Announcements -> Study Guide Questions for the final

The final exam will contain 15-20 questions identical to or very similar to the following. Some of these questions will be explicitly done using Excel.

  1. Explain what an expectation value is and how that forms the basis for estimating statistical probabilities.

  2. What is the overall value of using statistics in building and testing a model against some data set?

  3. I wish to give 15% of my class and A on a midterm exam but I also want those students to get more than 87% on the midterm exam. My exam has an average score of 79%. What must the standard deviation on my exam be in order to meet my goals?

  4. Review the explicit calculation of &chi2; conceptually understand expected frequencies

  5. Know how to use the regression tool in Excel!

  6. Know how to set up a &chi2 analysis in excel.

  7. Know how to use excel to do &sigma clipping

  8. The Zinderland News (ZNN) has just released a story where Zindertists (a.k.a. Zinderland scientists) have reprogrammed the ZNA of Zinderbites so that Zindernoodles can grow faster. Since everyone in Zinderland understands regression. The ZNN story merely said:

    Growth = (2.0 +/- 0.5) * Zbites + 2; &sigma =0.7

    Using Zbite = 10, calculate the 95% confidence levels on Growth

  9. Explain how the central limit theorem helps show the statistical power of independent and random sampling of some parent population.

  10. Describe some techniques you can employ when you are working with noisy data

  11. If each step I take is 2 feet and I take 1600 steps, each one in a random direction, on average, how far have I moved from my point of origin?

  12. Stephanie, an expert sailor, is able to sail a specific course with an average time of 16 +/- 1 minute based on N=16 trials. Evan, a complete novice, sailed the same specific course, but due to sea sickness problems, was only able to complete N=4 trials. His average time was 20 +/- 4 minutes. Is Stephanie a significantly better sailor than Evan?

  13. Explain how the Dmax statistic is derived in the KS test and why the KS test is such a powerful statistical test when comparing one distribution with another.

  14. On average, 4 dead Zardhogs appear every 2 miles of Texas highway. What is the probability that a Zardhog cleaning crew will have to process 6 dead Zardhogs in 1 mile of Texas Highway?

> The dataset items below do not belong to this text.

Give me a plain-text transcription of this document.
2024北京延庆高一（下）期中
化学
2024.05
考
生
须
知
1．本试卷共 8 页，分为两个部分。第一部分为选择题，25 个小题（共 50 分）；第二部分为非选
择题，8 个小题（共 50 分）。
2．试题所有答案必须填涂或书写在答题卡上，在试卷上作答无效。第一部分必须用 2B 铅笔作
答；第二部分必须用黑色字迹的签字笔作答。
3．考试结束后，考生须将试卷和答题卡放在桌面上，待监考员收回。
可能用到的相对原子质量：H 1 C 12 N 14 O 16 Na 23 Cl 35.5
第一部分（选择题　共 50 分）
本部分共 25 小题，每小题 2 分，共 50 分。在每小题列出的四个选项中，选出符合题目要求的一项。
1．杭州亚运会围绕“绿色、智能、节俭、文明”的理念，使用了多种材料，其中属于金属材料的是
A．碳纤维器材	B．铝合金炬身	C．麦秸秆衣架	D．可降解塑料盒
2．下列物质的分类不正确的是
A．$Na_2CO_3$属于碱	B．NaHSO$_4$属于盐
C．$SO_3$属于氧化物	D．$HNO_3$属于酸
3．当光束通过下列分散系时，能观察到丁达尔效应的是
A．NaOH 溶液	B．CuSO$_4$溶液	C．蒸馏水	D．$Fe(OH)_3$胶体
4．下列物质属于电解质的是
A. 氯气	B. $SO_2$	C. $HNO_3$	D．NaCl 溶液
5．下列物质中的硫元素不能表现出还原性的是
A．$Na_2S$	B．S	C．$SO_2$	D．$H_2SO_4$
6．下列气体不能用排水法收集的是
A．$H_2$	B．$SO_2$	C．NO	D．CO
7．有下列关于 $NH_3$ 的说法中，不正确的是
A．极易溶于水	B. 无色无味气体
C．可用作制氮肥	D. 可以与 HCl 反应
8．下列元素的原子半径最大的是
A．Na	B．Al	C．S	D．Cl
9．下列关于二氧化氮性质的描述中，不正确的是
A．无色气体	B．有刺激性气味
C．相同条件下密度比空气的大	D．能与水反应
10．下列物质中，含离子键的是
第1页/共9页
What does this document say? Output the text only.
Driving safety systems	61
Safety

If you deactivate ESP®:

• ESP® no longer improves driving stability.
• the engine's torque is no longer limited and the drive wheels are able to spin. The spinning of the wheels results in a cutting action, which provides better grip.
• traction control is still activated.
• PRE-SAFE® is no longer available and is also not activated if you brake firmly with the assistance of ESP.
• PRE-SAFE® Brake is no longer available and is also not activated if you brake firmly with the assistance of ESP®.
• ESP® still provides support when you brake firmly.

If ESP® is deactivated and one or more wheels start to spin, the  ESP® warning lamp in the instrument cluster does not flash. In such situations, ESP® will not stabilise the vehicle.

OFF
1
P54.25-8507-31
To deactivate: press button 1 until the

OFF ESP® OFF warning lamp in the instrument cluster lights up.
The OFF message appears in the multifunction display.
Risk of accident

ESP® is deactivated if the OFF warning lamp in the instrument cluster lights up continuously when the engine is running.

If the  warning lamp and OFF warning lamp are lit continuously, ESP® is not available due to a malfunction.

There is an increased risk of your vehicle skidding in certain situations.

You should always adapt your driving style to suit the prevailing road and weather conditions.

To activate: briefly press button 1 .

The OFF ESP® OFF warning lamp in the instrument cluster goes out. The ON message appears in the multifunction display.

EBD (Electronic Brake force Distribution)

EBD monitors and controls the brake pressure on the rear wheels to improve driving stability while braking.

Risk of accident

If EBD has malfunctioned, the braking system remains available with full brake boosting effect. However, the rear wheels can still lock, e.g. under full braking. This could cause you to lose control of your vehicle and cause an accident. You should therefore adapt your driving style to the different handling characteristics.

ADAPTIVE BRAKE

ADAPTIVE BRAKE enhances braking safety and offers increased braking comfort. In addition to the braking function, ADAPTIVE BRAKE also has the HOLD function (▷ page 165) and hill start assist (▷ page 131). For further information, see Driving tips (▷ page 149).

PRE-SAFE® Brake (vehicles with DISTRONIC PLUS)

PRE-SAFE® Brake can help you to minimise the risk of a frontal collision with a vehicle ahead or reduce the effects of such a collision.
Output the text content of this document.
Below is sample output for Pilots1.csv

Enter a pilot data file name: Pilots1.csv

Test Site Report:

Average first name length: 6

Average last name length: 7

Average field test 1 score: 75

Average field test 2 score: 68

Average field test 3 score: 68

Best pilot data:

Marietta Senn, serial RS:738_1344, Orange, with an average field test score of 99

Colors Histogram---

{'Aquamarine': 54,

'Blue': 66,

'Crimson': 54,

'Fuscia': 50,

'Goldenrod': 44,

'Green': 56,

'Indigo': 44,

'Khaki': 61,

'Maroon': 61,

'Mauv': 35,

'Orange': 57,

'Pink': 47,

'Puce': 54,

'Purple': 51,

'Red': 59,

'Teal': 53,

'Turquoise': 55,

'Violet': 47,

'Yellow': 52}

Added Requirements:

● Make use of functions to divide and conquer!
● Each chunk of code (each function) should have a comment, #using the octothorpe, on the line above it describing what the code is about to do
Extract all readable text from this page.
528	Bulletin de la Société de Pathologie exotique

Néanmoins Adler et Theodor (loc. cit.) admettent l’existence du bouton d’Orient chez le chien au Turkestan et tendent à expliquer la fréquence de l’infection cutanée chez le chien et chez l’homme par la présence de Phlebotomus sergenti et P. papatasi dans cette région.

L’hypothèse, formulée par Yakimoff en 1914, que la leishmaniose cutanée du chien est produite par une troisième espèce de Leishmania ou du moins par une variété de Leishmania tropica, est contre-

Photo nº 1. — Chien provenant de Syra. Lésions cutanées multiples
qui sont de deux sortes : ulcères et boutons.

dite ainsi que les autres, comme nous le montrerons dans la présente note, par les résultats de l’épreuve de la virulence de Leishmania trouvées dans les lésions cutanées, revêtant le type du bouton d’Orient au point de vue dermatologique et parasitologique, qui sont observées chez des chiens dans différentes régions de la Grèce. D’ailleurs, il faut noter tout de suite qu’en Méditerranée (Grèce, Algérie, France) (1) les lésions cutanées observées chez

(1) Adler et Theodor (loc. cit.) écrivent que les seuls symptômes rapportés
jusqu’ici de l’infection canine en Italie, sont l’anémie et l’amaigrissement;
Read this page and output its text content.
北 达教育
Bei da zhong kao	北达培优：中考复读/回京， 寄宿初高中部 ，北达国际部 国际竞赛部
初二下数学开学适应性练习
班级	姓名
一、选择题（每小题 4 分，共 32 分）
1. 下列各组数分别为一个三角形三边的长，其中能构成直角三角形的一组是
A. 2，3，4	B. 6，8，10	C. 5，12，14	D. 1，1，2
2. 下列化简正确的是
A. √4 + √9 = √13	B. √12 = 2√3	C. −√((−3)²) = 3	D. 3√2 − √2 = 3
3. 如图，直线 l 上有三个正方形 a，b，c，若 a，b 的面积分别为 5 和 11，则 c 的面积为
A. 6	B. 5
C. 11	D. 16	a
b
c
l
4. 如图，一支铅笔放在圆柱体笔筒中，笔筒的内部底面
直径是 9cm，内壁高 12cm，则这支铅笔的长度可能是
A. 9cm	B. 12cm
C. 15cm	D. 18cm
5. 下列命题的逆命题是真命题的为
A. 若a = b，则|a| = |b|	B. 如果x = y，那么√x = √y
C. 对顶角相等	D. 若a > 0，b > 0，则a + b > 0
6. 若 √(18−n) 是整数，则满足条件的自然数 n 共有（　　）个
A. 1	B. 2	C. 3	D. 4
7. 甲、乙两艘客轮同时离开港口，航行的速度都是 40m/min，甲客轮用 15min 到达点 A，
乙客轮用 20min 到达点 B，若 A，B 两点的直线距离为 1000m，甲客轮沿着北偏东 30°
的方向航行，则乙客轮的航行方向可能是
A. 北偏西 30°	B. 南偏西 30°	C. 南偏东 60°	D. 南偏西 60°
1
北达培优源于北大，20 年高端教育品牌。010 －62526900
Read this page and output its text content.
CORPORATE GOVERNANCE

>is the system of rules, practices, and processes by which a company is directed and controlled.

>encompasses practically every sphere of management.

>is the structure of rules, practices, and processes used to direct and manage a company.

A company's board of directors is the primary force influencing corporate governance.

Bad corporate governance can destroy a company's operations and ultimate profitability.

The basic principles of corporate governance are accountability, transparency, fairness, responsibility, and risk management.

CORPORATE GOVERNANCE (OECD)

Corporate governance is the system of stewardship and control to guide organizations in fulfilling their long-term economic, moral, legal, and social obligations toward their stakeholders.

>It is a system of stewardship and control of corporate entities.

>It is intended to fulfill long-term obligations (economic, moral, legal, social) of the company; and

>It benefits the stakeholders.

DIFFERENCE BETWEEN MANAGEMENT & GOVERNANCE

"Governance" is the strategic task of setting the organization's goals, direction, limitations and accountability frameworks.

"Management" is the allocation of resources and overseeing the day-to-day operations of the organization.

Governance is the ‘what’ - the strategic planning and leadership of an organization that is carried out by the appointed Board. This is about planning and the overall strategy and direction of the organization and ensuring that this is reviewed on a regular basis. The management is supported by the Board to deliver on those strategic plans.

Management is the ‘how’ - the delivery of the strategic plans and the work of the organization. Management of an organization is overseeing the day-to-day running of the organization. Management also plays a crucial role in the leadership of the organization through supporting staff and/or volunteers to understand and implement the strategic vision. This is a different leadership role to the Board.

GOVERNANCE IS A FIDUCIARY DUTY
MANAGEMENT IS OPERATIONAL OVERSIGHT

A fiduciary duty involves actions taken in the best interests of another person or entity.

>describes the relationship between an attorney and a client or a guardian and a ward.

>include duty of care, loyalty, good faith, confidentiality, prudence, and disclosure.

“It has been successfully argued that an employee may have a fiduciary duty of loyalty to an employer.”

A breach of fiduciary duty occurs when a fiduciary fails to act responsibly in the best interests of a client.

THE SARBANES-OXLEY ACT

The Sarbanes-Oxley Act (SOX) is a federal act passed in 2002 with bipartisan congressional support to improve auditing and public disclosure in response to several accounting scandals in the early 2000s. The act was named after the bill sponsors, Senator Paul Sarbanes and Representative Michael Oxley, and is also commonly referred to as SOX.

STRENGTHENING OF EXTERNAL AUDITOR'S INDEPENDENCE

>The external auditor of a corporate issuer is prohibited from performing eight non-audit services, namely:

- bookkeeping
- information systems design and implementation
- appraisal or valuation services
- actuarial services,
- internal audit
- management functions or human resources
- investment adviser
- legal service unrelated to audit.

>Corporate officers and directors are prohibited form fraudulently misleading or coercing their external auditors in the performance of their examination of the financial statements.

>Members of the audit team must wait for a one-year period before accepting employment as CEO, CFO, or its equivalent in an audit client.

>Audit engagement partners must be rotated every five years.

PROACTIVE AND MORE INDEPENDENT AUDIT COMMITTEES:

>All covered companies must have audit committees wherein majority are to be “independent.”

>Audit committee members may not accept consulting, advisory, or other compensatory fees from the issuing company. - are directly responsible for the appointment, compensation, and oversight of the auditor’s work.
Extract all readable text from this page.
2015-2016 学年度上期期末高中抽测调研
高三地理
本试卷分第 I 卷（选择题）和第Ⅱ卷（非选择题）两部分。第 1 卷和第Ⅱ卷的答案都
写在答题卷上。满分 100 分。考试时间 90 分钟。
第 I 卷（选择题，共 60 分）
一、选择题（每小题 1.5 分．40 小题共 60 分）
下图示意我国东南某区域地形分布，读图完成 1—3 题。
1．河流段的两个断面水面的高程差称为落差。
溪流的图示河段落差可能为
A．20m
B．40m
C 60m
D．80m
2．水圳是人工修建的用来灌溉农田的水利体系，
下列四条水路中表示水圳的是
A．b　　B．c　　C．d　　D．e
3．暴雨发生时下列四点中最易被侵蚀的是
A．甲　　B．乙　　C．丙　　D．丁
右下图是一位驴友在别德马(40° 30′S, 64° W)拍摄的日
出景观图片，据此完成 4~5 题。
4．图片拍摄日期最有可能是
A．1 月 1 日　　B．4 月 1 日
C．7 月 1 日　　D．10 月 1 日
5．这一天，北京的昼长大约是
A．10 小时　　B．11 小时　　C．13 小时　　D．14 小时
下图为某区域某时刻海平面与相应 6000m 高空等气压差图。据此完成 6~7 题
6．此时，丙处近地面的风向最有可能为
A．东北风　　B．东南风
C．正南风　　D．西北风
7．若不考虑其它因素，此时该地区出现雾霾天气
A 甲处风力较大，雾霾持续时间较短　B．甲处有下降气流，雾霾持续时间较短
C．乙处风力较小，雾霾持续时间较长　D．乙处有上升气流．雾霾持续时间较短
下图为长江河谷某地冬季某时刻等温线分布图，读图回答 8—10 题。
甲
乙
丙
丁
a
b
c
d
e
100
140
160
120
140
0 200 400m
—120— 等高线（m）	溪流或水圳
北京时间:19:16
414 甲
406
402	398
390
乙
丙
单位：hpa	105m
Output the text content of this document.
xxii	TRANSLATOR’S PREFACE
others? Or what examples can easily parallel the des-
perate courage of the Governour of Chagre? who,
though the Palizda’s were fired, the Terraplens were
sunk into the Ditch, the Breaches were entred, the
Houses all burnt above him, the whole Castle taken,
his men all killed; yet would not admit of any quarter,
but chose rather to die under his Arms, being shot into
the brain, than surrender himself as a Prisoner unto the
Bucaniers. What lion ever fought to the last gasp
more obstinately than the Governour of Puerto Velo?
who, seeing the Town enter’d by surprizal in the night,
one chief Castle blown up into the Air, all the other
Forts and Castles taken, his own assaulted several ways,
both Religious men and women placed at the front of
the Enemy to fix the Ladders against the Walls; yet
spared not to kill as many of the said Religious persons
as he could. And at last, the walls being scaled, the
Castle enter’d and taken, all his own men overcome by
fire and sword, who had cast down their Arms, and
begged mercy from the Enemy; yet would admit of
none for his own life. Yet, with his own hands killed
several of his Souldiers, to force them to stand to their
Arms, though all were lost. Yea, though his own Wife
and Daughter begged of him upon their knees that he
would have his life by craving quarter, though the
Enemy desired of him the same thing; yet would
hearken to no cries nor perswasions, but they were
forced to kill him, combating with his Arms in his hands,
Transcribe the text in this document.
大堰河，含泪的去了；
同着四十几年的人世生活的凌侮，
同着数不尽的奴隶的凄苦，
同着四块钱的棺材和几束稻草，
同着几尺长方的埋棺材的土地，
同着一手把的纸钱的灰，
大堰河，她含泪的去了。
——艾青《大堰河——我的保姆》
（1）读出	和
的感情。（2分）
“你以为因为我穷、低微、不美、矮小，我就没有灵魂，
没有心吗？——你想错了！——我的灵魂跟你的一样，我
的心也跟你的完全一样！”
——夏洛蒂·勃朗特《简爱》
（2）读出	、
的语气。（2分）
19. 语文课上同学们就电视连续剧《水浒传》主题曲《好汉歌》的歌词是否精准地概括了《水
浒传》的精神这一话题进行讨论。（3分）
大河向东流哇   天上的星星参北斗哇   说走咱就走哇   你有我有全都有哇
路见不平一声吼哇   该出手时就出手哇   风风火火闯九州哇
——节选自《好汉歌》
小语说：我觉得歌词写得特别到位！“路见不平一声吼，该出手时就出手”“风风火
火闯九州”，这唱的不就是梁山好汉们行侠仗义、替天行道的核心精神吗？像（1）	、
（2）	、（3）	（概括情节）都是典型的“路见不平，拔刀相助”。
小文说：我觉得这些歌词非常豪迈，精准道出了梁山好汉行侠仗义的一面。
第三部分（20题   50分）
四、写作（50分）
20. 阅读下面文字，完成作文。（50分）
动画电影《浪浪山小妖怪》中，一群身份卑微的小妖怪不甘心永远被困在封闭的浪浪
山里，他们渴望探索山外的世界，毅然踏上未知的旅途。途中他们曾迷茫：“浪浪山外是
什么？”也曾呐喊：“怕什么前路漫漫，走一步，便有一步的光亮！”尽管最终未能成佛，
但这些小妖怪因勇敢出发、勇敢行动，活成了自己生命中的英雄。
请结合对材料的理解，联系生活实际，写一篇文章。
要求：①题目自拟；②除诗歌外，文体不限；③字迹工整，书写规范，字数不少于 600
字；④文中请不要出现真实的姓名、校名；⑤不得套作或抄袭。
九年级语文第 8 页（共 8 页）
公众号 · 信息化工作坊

  15. What assumptions need to be made to treat observed data as a Poission distribution?

  16. Physically explain how the presence of a planetary atmosphere leads to a "greenhouse" effect.

  17. Why does water vapour act as the primary greenhouse gas on the Earth?

  18. Explain why, in the longer run (e.g. greater than 100 years) methane is likely to be the dominant greenhouse gas in the Earth's atmosphere

  19. What is the principle difference between logistic growth and pure exponential growth.

  20. Explain why the Lotka-Volterra model predicts a density dependent lag time between predator and prey abundance. Which reaches (predator or prey) their peak density first and why?

  21. Explain how the concept of predator "handling time" acts as a feedback that can control prey density.

  22. Explain some of the difficulties associated with producing an accurate estimation of the projected US population in the year 2050.

  23. Explain why the assumption of a continually declining exponential growth model for the world's population may be unrealistic. Provide a conceptual example of what a more realistic model might be.

  24. Review Estimation techniques and its components

  25. Explain why the adult survival probability is the critical parameter that determines &lambda (the growth rate of mammalian populations

  26. Explain why finite age effects (the W parameter) have such a strong effect on the crash rate (e.g. negative growth rate) of mammalian populations

  27. Explain why an estimate of the demographic potential of a species, k, provides an important indicator of how habitat loss can be used to determine the decline in species population

  28. In calculating the effects of habitat loss on a species, three critical variables are used: p, h and k. Explain what each of these are and which of these there is the most important to accurately measure.

  29. Explain how probabilities can still be assigned to events in the case of a skewed statistical distribution in which the median is numerically less than the average value.

  30. For physical events that occur in nature (e.g. floods, wind speeds, etc) explain why a skewed distribution is a better fit to such data than a normal distribution.

  31. In a Weibull distribution, what does the shape parameter control?

  32. For a time series analysis that shows periodic fluctuations, what basic function is used to describe those fluctuations and what are the parameters of that function?

  33. Below is the time series showing the current price of crude oil.

    a) Provide a qualitative description of this waveform

    b) Your boss orders you to predict the value in the year 2010 - describe your procedure for doing this

  34. Explain why the detection of climate change is intrinsically difficult.

  35. Explain why we know that the El Nino/La Nina cycle can't be the major driver of the observed regional climate changes, over time, in the Pacific Northwest.

  36. Explain why you should always, always, always plot your data.